Maybe what will happen is there will be a slowdown of new browser standards as Google wont have the muscle to push things through in the browser space anymore. This would be a great thing, as it would stop the moving target of web standards and would allow other browsers to catch up.

It would also stop google being able to do things like force Manifest V2 out of Chromium just because it serves their own purpose.

I'd like to see this outcome.

> Browsers won't suddenly flourish when Google cannot finance browsers anymore, they'll just turn to shit.

Great! Let's go back to actual applications.

Why would browsers turn to "shit"? The web platform is quite capable these days.

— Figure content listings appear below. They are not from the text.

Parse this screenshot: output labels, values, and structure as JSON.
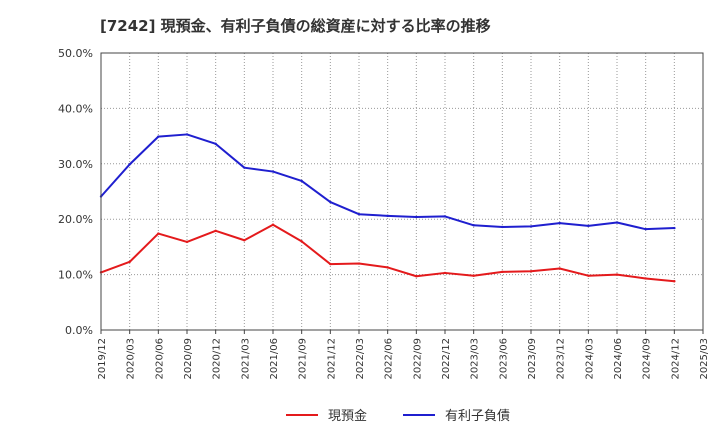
{
  "chart_data": {
    "type": "line",
    "title": "[7242]  現預金、有利子負債の総資産に対する比率の推移",
    "xlabel": "",
    "ylabel": "",
    "ylim": [
      0,
      50
    ],
    "grid": true,
    "legend_position": "bottom",
    "y_ticks": [
      0,
      10,
      20,
      30,
      40,
      50
    ],
    "y_tick_labels": [
      "0.0%",
      "10.0%",
      "20.0%",
      "30.0%",
      "40.0%",
      "50.0%"
    ],
    "categories": [
      "2019/12",
      "2020/03",
      "2020/06",
      "2020/09",
      "2020/12",
      "2021/03",
      "2021/06",
      "2021/09",
      "2021/12",
      "2022/03",
      "2022/06",
      "2022/09",
      "2022/12",
      "2023/03",
      "2023/06",
      "2023/09",
      "2023/12",
      "2024/03",
      "2024/06",
      "2024/09",
      "2024/12",
      "2025/03"
    ],
    "series": [
      {
        "name": "現預金",
        "color": "#e41a1c",
        "values": [
          10.4,
          12.3,
          17.4,
          15.9,
          17.9,
          16.2,
          19.0,
          16.0,
          11.9,
          12.0,
          11.3,
          9.7,
          10.3,
          9.8,
          10.5,
          10.6,
          11.1,
          9.8,
          10.0,
          9.3,
          8.8,
          null
        ]
      },
      {
        "name": "有利子負債",
        "color": "#1f1fcf",
        "values": [
          24.1,
          29.9,
          34.9,
          35.3,
          33.6,
          29.3,
          28.6,
          26.9,
          23.1,
          20.9,
          20.6,
          20.4,
          20.5,
          18.9,
          18.6,
          18.7,
          19.3,
          18.8,
          19.4,
          18.2,
          18.4,
          null
        ]
      }
    ]
  }
}
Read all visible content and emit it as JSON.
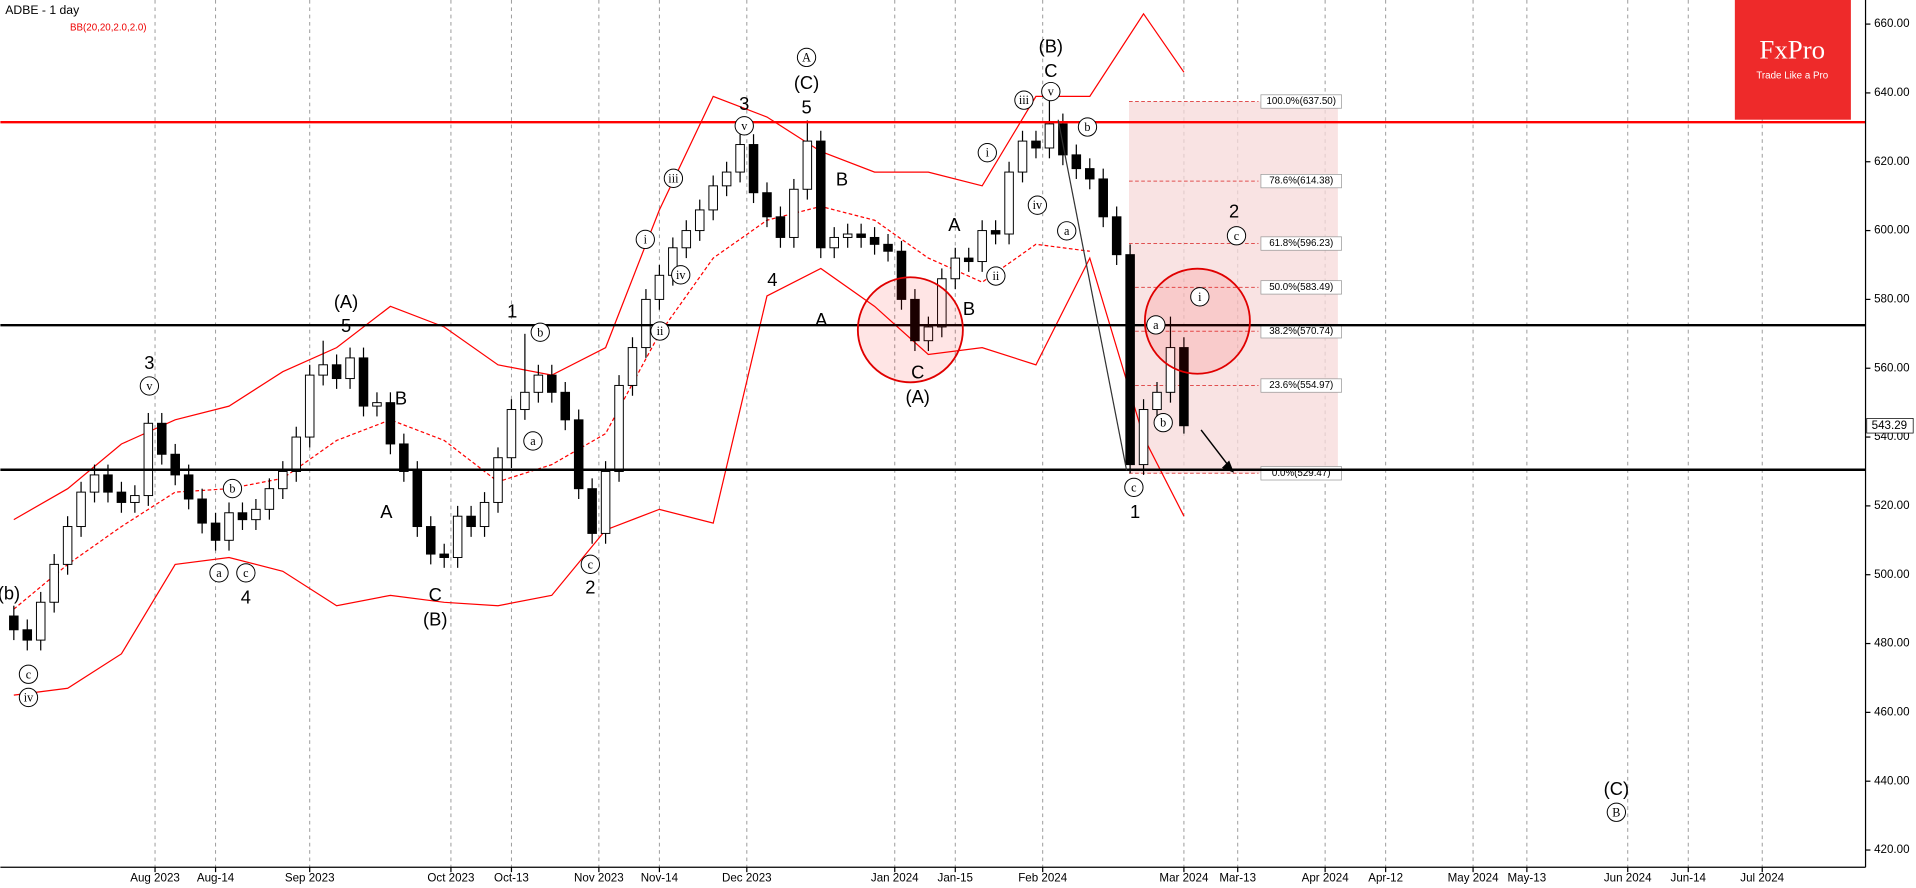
{
  "chart_data": {
    "type": "candlestick",
    "title": "ADBE - 1 day",
    "subtitle": "BB(20,20,2.0,2.0)",
    "logo": {
      "name": "FxPro",
      "tagline": "Trade Like a Pro",
      "color": "#ee2a2a"
    },
    "up_color": "#ffffff",
    "down_color": "#000000",
    "x": [
      "2023-07-03",
      "2023-07-05",
      "2023-07-07",
      "2023-07-11",
      "2023-07-13",
      "2023-07-17",
      "2023-07-19",
      "2023-07-21",
      "2023-07-25",
      "2023-07-27",
      "2023-07-31",
      "2023-08-02",
      "2023-08-04",
      "2023-08-08",
      "2023-08-10",
      "2023-08-14",
      "2023-08-16",
      "2023-08-18",
      "2023-08-22",
      "2023-08-24",
      "2023-08-28",
      "2023-08-30",
      "2023-09-01",
      "2023-09-05",
      "2023-09-07",
      "2023-09-11",
      "2023-09-13",
      "2023-09-15",
      "2023-09-19",
      "2023-09-21",
      "2023-09-25",
      "2023-09-27",
      "2023-09-29",
      "2023-10-03",
      "2023-10-05",
      "2023-10-09",
      "2023-10-11",
      "2023-10-13",
      "2023-10-17",
      "2023-10-19",
      "2023-10-23",
      "2023-10-25",
      "2023-10-27",
      "2023-10-31",
      "2023-11-02",
      "2023-11-06",
      "2023-11-08",
      "2023-11-10",
      "2023-11-14",
      "2023-11-16",
      "2023-11-20",
      "2023-11-22",
      "2023-11-24",
      "2023-11-28",
      "2023-11-30",
      "2023-12-04",
      "2023-12-06",
      "2023-12-08",
      "2023-12-12",
      "2023-12-14",
      "2023-12-18",
      "2023-12-20",
      "2023-12-22",
      "2023-12-26",
      "2023-12-28",
      "2024-01-01",
      "2024-01-03",
      "2024-01-05",
      "2024-01-09",
      "2024-01-11",
      "2024-01-15",
      "2024-01-17",
      "2024-01-19",
      "2024-01-23",
      "2024-01-25",
      "2024-01-29",
      "2024-01-31",
      "2024-02-02",
      "2024-02-06",
      "2024-02-08",
      "2024-02-12",
      "2024-02-14",
      "2024-02-16",
      "2024-02-20",
      "2024-02-22",
      "2024-02-26",
      "2024-02-28",
      "2024-03-01"
    ],
    "open": [
      488,
      484,
      481,
      492,
      503,
      514,
      524,
      529,
      524,
      521,
      523,
      544,
      535,
      529,
      522,
      515,
      510,
      518,
      516,
      519,
      525,
      530,
      540,
      558,
      561,
      557,
      563,
      549,
      550,
      538,
      530,
      514,
      506,
      505,
      517,
      514,
      521,
      534,
      548,
      553,
      558,
      553,
      545,
      525,
      512,
      530,
      555,
      566,
      580,
      587,
      595,
      600,
      606,
      613,
      617,
      625,
      611,
      604,
      598,
      612,
      626,
      595,
      598,
      599,
      598,
      596,
      594,
      580,
      568,
      572,
      586,
      592,
      591,
      600,
      599,
      617,
      626,
      624,
      631,
      622,
      618,
      615,
      604,
      593,
      532,
      548,
      553,
      566
    ],
    "high": [
      491,
      487,
      495,
      506,
      517,
      527,
      532,
      532,
      527,
      526,
      547,
      547,
      538,
      532,
      525,
      518,
      521,
      521,
      522,
      528,
      533,
      543,
      561,
      568,
      564,
      566,
      566,
      553,
      553,
      541,
      533,
      517,
      509,
      520,
      520,
      524,
      537,
      551,
      570,
      561,
      561,
      556,
      548,
      528,
      533,
      558,
      569,
      583,
      590,
      598,
      603,
      609,
      616,
      620,
      628,
      628,
      614,
      607,
      615,
      632,
      629,
      601,
      602,
      602,
      601,
      599,
      597,
      583,
      575,
      589,
      595,
      595,
      603,
      603,
      620,
      629,
      629,
      638,
      634,
      625,
      621,
      618,
      607,
      596,
      551,
      556,
      575,
      569
    ],
    "low": [
      481,
      478,
      478,
      489,
      500,
      511,
      521,
      521,
      518,
      518,
      520,
      532,
      526,
      519,
      512,
      507,
      507,
      513,
      513,
      516,
      522,
      527,
      537,
      555,
      554,
      554,
      546,
      546,
      535,
      527,
      511,
      503,
      502,
      502,
      511,
      511,
      518,
      531,
      545,
      550,
      550,
      542,
      522,
      509,
      509,
      527,
      552,
      563,
      577,
      584,
      592,
      597,
      603,
      610,
      614,
      608,
      601,
      595,
      595,
      609,
      592,
      592,
      595,
      595,
      593,
      591,
      577,
      565,
      565,
      569,
      583,
      588,
      588,
      596,
      596,
      614,
      621,
      621,
      619,
      615,
      612,
      601,
      590,
      529.47,
      529,
      545,
      550,
      541
    ],
    "close": [
      484,
      481,
      492,
      503,
      514,
      524,
      529,
      524,
      521,
      523,
      544,
      535,
      529,
      522,
      515,
      510,
      518,
      516,
      519,
      525,
      530,
      540,
      558,
      561,
      557,
      563,
      549,
      550,
      538,
      530,
      514,
      506,
      505,
      517,
      514,
      521,
      534,
      548,
      553,
      558,
      553,
      545,
      525,
      512,
      530,
      555,
      566,
      580,
      587,
      595,
      600,
      606,
      613,
      617,
      625,
      611,
      604,
      598,
      612,
      626,
      595,
      598,
      599,
      598,
      596,
      594,
      580,
      568,
      572,
      586,
      592,
      591,
      600,
      599,
      617,
      626,
      624,
      631,
      622,
      618,
      615,
      604,
      593,
      532,
      548,
      553,
      566,
      543.29
    ],
    "bands": {
      "color": "#ff0000",
      "x": [
        "2023-07-03",
        "2023-07-13",
        "2023-07-25",
        "2023-08-04",
        "2023-08-16",
        "2023-08-28",
        "2023-09-07",
        "2023-09-19",
        "2023-09-29",
        "2023-10-11",
        "2023-10-23",
        "2023-11-02",
        "2023-11-14",
        "2023-11-24",
        "2023-12-06",
        "2023-12-18",
        "2023-12-28",
        "2024-01-09",
        "2024-01-19",
        "2024-01-31",
        "2024-02-12",
        "2024-02-22",
        "2024-03-01"
      ],
      "upper": [
        516,
        525,
        538,
        545,
        549,
        559,
        566,
        578,
        572,
        561,
        558,
        566,
        606,
        639,
        633,
        623,
        617,
        617,
        613,
        639,
        639,
        663,
        646
      ],
      "middle": [
        490,
        503,
        514,
        524,
        525,
        528,
        539,
        545,
        539,
        527,
        532,
        541,
        570,
        592,
        603,
        607,
        603,
        592,
        585,
        596,
        594,
        null,
        null
      ],
      "lower": [
        465,
        467,
        477,
        503,
        505,
        501,
        491,
        494,
        492,
        491,
        494,
        513,
        519,
        515,
        581,
        589,
        578,
        564,
        566,
        561,
        592,
        540,
        517
      ]
    },
    "hlines": [
      {
        "value": 631.5,
        "color": "#ff0000"
      },
      {
        "value": 572.5,
        "color": "#000000"
      },
      {
        "value": 530.5,
        "color": "#000000"
      }
    ],
    "fib": {
      "color": "#f7d9d9",
      "line_color": "#e05050",
      "levels": [
        {
          "value": 637.5,
          "label": "100.0%(637.50)"
        },
        {
          "value": 614.38,
          "label": "78.6%(614.38)"
        },
        {
          "value": 596.23,
          "label": "61.8%(596.23)"
        },
        {
          "value": 583.49,
          "label": "50.0%(583.49)"
        },
        {
          "value": 570.74,
          "label": "38.2%(570.74)"
        },
        {
          "value": 554.97,
          "label": "23.6%(554.97)"
        },
        {
          "value": 529.47,
          "label": "0.0%(529.47)"
        }
      ]
    },
    "last_price": {
      "value": 543.29,
      "label": "543.29"
    },
    "annotations": [
      "(b)",
      "c",
      "iv",
      "3",
      "v",
      "b",
      "a",
      "c",
      "4",
      "(A)",
      "5",
      "B",
      "A",
      "C",
      "(B)",
      "1",
      "b",
      "a",
      "c",
      "2",
      "i",
      "iii",
      "iv",
      "ii",
      "3",
      "v",
      "4",
      "A",
      "(C)",
      "5",
      "B",
      "A",
      "C",
      "(A)",
      "A",
      "B",
      "i",
      "ii",
      "iii",
      "iv",
      "(B)",
      "C",
      "v",
      "b",
      "a",
      "c",
      "1",
      "a",
      "b",
      "i",
      "2",
      "c",
      "(C)",
      "B"
    ],
    "xlim": [
      "2023-06-29",
      "2024-07-22"
    ],
    "xticks": [
      {
        "value": "2023-08-01",
        "label": "Aug 2023"
      },
      {
        "value": "2023-08-14",
        "label": "Aug-14"
      },
      {
        "value": "2023-09-01",
        "label": "Sep 2023"
      },
      {
        "value": "2023-10-02",
        "label": "Oct 2023"
      },
      {
        "value": "2023-10-13",
        "label": "Oct-13"
      },
      {
        "value": "2023-11-01",
        "label": "Nov 2023"
      },
      {
        "value": "2023-11-14",
        "label": "Nov-14"
      },
      {
        "value": "2023-12-01",
        "label": "Dec 2023"
      },
      {
        "value": "2024-01-02",
        "label": "Jan 2024"
      },
      {
        "value": "2024-01-15",
        "label": "Jan-15"
      },
      {
        "value": "2024-02-01",
        "label": "Feb 2024"
      },
      {
        "value": "2024-03-01",
        "label": "Mar 2024"
      },
      {
        "value": "2024-03-13",
        "label": "Mar-13"
      },
      {
        "value": "2024-04-01",
        "label": "Apr 2024"
      },
      {
        "value": "2024-04-12",
        "label": "Apr-12"
      },
      {
        "value": "2024-05-01",
        "label": "May 2024"
      },
      {
        "value": "2024-05-13",
        "label": "May-13"
      },
      {
        "value": "2024-06-03",
        "label": "Jun 2024"
      },
      {
        "value": "2024-06-14",
        "label": "Jun-14"
      },
      {
        "value": "2024-07-01",
        "label": "Jul 2024"
      }
    ],
    "ylim": [
      415,
      667
    ],
    "yticks": [
      {
        "value": 420,
        "label": "420.00"
      },
      {
        "value": 440,
        "label": "440.00"
      },
      {
        "value": 460,
        "label": "460.00"
      },
      {
        "value": 480,
        "label": "480.00"
      },
      {
        "value": 500,
        "label": "500.00"
      },
      {
        "value": 520,
        "label": "520.00"
      },
      {
        "value": 540,
        "label": "540.00"
      },
      {
        "value": 560,
        "label": "560.00"
      },
      {
        "value": 580,
        "label": "580.00"
      },
      {
        "value": 600,
        "label": "600.00"
      },
      {
        "value": 620,
        "label": "620.00"
      },
      {
        "value": 640,
        "label": "640.00"
      },
      {
        "value": 660,
        "label": "660.00"
      }
    ]
  }
}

I think Chrome on Android is already pretty "shit" these days, because it doesn't support ad blocking at all.

*Points at firefox*
Alternative browsers raise money in proportion to how many people use them. Google funds Chromium development and advertises to get people to use Chrome, so Firefox market share is eroded until they don't have enough to sustain themselves. Meanwhile Google pushes through changes to web standards at a rapid pace which consumes smaller competitors' resources implementing them. Also, Mozilla in particular is a mismanaged organization.

If you take Google out of it, Chromium gets to be its own thing. Then Chromium and Firefox compete with each other on equal footing and people use whichever one is better, but they're both actually open source instead of "Chromium is open source but everybody actually uses Chrome" and the latter isn't controlled by the company trying to break ad blocking and push DRM.

I'm a happy Firefox user on desktop and Android. Can you be more specific?
It is terribly insecure and much easier to exploit than Chrome.
In the narrow case of zero day vulnerabilities perhaps, but a good ad blocker is part of any reasonable security posture and is key to avoiding exploitation in practice.
What makes you say that? Like Chrome it supports site isolation and sandboxing. Can you be more specific?
I use Firefox on desktop.

Firefox on Android is sadly not great either -- it regularly drops frames on my 120Hz Pixel 9 Pro. Firefox on iOS doesn't have extension support.

I hear Edge Canary on Android has extension support.